If the elderly can do the following, they will effectively reduce the risk of falling:
Walking on flat ground with a cane
- Exercise regularly : Strength training can improve the strength of the leg muscles, thereby improving the stability of walking. Tai Chi and other balance training, such as standing on one leg, can help improve balance. An exercise plan should be developed according to the needs of the patient.
- Choose the right shoes: It is best to choose low-heeled shoes that are firm, non-slip and provide support for the ankle.
- Get up slowly when sitting or lying down, and pause for a while before the activity: this will help reduce dizziness and give your body time to adjust.
- LearnSimple head movement: This movement is also known as the apley movement, which is a special head-turning posture, which is helpful when the elderly are dizzy while moving. It involves turning the head in a special way. In most cases, this kind of action is guided by a doctor for the first time, but the elderly should also understand it, and can repeat it by themselves if necessary.
- Periodical vision check: Wearing the right glasses can effectively prevent falls. Actively treat glaucoma and cataracts.
Sometimes the risk factors in the environment can be avoided or corrected.
- Adjustment Light intensity, increasing the number of lights or changing the type of light source can improve the ambient lighting.
- The power switch should be placed in a convenient location. Sensor lights or touch lights can be used.
- Sufficient Lighting, especially outdoor lighting at night, is very important. Stairs should be equipped with non-slip treads and sturdy and safe handrails. Bright self-adhesive tape can be pasted to clearly mark the stairs.
- You can remove wires or extend the passages Wire (you can install more sockets or hide the wires by the door or under the floor for this purpose).
- The debris on the floor should be placed outside the walking path as much as possible.
- atInstall safety handles on toilets, bathtubs and other places where they are needed so that the elderly can use them when they stand up.
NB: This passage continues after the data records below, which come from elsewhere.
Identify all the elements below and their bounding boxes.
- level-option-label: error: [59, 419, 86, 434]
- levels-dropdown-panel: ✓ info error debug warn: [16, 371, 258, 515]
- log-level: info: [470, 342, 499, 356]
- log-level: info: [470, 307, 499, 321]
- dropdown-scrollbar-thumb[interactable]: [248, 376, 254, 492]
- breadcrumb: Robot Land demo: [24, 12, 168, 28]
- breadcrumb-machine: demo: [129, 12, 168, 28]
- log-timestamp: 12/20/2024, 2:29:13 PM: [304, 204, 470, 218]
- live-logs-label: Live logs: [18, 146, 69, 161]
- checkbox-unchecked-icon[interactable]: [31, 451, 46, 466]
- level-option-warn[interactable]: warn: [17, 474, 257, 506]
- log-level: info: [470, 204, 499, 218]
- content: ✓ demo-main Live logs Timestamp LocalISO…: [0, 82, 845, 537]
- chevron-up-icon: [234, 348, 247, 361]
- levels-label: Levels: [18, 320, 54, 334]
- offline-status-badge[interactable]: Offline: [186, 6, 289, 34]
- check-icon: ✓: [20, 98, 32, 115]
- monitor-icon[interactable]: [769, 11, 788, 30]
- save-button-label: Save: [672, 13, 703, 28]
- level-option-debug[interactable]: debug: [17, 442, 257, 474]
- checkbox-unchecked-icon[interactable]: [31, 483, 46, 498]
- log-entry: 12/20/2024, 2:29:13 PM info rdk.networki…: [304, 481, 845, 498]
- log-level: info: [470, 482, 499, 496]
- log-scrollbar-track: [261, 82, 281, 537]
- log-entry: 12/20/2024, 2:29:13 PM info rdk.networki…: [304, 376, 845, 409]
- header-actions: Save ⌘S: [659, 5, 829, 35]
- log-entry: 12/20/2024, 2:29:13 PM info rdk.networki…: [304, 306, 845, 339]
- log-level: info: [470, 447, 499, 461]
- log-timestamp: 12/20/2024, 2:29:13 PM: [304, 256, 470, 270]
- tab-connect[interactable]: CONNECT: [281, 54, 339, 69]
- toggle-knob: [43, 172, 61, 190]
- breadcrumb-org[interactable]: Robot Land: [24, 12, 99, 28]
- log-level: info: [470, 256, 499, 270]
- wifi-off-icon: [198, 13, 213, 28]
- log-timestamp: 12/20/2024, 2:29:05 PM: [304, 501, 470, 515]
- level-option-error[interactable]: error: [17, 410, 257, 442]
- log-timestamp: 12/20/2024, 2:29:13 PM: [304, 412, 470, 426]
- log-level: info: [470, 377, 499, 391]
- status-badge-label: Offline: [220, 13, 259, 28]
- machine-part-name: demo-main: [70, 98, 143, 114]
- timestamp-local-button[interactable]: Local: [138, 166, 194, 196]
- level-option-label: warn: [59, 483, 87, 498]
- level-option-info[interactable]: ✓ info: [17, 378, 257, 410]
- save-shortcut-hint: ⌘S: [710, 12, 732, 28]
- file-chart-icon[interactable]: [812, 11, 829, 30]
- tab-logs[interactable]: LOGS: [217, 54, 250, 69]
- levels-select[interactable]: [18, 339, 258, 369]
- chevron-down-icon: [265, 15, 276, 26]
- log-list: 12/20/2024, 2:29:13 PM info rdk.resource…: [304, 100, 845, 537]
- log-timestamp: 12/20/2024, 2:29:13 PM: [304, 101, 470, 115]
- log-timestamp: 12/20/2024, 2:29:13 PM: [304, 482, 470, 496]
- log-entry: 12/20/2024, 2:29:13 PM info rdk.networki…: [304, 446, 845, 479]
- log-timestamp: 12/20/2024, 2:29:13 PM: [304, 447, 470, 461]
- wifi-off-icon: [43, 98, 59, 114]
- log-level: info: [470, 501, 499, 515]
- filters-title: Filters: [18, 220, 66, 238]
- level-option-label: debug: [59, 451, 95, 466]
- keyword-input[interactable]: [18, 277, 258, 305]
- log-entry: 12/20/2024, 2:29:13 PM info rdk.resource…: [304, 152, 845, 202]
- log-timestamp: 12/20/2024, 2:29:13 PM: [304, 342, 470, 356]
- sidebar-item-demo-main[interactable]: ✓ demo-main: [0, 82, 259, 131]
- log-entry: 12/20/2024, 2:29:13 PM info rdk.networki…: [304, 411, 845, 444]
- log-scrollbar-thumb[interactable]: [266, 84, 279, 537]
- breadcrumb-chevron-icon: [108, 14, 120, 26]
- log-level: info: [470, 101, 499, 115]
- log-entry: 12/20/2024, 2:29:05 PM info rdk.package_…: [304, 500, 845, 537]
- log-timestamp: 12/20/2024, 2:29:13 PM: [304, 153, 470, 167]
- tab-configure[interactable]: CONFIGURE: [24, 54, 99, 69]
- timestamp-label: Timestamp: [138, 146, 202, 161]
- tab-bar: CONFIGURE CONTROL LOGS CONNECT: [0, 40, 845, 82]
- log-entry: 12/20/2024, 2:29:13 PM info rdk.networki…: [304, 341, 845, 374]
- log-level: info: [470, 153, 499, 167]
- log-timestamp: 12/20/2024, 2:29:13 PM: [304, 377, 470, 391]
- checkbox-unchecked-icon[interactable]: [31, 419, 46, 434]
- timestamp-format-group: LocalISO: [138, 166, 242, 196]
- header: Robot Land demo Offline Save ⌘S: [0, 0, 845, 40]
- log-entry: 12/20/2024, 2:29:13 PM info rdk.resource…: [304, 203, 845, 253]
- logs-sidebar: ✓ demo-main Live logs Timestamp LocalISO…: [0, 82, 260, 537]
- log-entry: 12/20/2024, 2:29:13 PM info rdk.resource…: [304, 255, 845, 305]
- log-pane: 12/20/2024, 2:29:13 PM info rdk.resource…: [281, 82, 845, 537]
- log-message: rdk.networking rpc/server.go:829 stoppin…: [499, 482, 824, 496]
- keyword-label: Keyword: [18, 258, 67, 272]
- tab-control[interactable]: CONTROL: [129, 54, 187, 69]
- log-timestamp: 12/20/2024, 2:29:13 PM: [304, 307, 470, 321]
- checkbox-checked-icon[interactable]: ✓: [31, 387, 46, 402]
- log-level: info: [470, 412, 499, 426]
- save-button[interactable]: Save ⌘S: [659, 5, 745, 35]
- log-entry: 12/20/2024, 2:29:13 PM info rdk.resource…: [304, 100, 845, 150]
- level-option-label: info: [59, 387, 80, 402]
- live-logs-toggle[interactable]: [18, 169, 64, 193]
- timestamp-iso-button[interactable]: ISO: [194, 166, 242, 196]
The handle should be installed correctly so that it does not slip off the wall.
- Raising the height of the toilet seat can help.
- Small movable rugs should be removed or fixed, or a non-slip back should be used.
- Anti-slip floor tiles should be used in kitchens and bathrooms.
- Common daily necessities should be placed above the waist and below the eyes. The elderly can easily access them without bending over or stretching their arms.
Reducing the risk factors in the environment is only one aspect. Learning how to deal with these potential hazards safely is more important. Sometimes, people need to pay more attention to potential dangers and think about how to safely complete daily activities. For example, installing a cordless phone in each room can avoid the risk of rushing to answer the phone.